3) The English, in reality, conditioned Brazil to their economic imperialistic concepts formulated at the Vienna Convention of 1815, where free trade was determined the right of its subjects at the expense of other peoples and nations. Such a concept has surprisingly survived to this day and is adopted unqualifiedly by other countries with imperialistic regimes who also claim to be advocates of “free trade” in clear acknowledgement of the propagandist creativity of the English. [4] In keeping with such thinking, the English diplomats [5] at that time consulted private enterprise and systematically analysed national commercial interests, something which, in an incipient manner, Brazil started only recently.
4) In order to avoid monopoly by the English, Brazil was taken to extend those conditions offered to England to its other commercial partners by way of a series of treaties, including with France, Austria and the United States of America (US). Such treaties should have expired in 1842, however due to insupportable English pressure they were postponed until 1844 when Brazilian economic independence was truly born in a phase of great national prosperity.

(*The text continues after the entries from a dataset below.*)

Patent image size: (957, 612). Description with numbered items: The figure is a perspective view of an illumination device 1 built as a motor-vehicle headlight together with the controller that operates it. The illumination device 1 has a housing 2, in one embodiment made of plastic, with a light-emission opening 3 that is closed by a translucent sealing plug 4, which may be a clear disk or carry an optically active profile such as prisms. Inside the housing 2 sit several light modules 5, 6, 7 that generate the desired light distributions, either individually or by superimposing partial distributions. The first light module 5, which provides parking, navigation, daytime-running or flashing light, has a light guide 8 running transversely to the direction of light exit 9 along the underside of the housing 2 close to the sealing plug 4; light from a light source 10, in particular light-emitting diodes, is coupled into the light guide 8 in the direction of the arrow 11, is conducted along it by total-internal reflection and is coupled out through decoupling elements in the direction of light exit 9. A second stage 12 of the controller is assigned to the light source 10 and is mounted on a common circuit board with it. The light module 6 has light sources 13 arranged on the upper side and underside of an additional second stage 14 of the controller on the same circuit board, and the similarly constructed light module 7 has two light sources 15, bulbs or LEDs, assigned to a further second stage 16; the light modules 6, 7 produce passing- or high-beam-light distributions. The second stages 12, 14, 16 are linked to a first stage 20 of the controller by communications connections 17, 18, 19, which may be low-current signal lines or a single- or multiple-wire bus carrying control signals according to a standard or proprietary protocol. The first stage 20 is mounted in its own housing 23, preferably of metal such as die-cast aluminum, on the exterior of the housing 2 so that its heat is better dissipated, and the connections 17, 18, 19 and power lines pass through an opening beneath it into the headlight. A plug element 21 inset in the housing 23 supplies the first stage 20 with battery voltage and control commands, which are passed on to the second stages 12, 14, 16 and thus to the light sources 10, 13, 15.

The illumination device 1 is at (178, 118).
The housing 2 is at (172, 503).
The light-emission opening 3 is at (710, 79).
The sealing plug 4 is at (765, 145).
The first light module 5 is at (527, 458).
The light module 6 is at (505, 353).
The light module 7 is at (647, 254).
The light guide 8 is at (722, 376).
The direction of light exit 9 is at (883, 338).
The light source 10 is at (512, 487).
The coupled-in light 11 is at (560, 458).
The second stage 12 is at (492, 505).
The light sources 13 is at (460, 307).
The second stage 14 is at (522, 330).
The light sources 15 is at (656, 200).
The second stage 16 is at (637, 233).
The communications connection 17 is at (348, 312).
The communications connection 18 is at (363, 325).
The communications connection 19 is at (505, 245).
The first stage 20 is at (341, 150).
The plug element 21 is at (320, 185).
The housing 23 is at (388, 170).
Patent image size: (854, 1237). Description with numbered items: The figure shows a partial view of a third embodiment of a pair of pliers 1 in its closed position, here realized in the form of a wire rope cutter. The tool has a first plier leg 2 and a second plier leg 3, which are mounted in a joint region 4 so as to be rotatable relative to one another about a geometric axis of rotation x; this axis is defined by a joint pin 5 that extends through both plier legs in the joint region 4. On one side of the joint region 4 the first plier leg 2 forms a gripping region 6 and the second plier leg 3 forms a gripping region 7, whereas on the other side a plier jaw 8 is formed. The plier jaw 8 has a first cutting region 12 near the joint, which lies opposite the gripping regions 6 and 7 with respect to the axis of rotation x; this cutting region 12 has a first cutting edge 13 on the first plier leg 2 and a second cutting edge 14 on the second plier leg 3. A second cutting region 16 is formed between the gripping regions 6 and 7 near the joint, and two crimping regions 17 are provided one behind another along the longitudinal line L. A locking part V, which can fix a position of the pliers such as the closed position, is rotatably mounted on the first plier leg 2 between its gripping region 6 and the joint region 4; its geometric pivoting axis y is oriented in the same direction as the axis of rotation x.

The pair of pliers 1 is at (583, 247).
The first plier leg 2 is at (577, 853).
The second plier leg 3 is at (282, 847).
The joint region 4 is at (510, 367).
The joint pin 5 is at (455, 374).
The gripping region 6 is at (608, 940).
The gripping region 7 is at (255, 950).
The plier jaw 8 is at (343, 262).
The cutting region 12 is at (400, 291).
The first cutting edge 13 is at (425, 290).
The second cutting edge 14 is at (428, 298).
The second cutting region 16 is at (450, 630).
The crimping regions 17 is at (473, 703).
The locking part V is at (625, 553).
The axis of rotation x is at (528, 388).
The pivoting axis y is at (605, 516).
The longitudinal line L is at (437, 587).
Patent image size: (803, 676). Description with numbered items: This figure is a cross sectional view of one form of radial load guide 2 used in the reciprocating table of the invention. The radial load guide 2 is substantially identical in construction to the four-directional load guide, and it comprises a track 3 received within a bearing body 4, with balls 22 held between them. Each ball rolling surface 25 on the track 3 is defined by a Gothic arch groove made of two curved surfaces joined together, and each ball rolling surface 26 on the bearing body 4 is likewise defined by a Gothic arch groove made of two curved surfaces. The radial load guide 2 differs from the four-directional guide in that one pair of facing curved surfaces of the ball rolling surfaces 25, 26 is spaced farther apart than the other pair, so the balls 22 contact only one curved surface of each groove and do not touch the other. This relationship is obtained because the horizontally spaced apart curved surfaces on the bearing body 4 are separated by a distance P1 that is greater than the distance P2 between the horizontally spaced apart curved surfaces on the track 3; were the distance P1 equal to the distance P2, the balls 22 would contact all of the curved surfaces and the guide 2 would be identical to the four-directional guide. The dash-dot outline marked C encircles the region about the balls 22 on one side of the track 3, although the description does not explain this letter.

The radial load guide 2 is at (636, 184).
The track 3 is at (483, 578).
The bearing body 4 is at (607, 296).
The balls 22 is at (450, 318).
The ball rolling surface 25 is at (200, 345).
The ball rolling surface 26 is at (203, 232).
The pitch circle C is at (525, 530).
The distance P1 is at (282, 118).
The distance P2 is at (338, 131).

Nevertheless, there was no lack to extreme pressure from several of our commercial partners to reform the infamous treaties. It is to the merit of the Second Empire to have resisted such pressure.
5) Despite such remarkable resistance and its positive results, the first international act of the Republic was to consent to the re-stated claims of the US and on 31st January 1841, a customs agreement was signed. [6] In accordance with that treaty, all American claims were accepted, while Brazil´s interests were not met, either in the industrial area, the development of which was hindered, or in the agricultural area, where many products, important to the Brazilian economy, such as sugar, had access to the US denied. Despite the treaties advantages to them, the US terminated the agreement in 1914. Once again, Brazil had conducted negotiations with no sense of business reality and at a regrettable level of incompetence. [7]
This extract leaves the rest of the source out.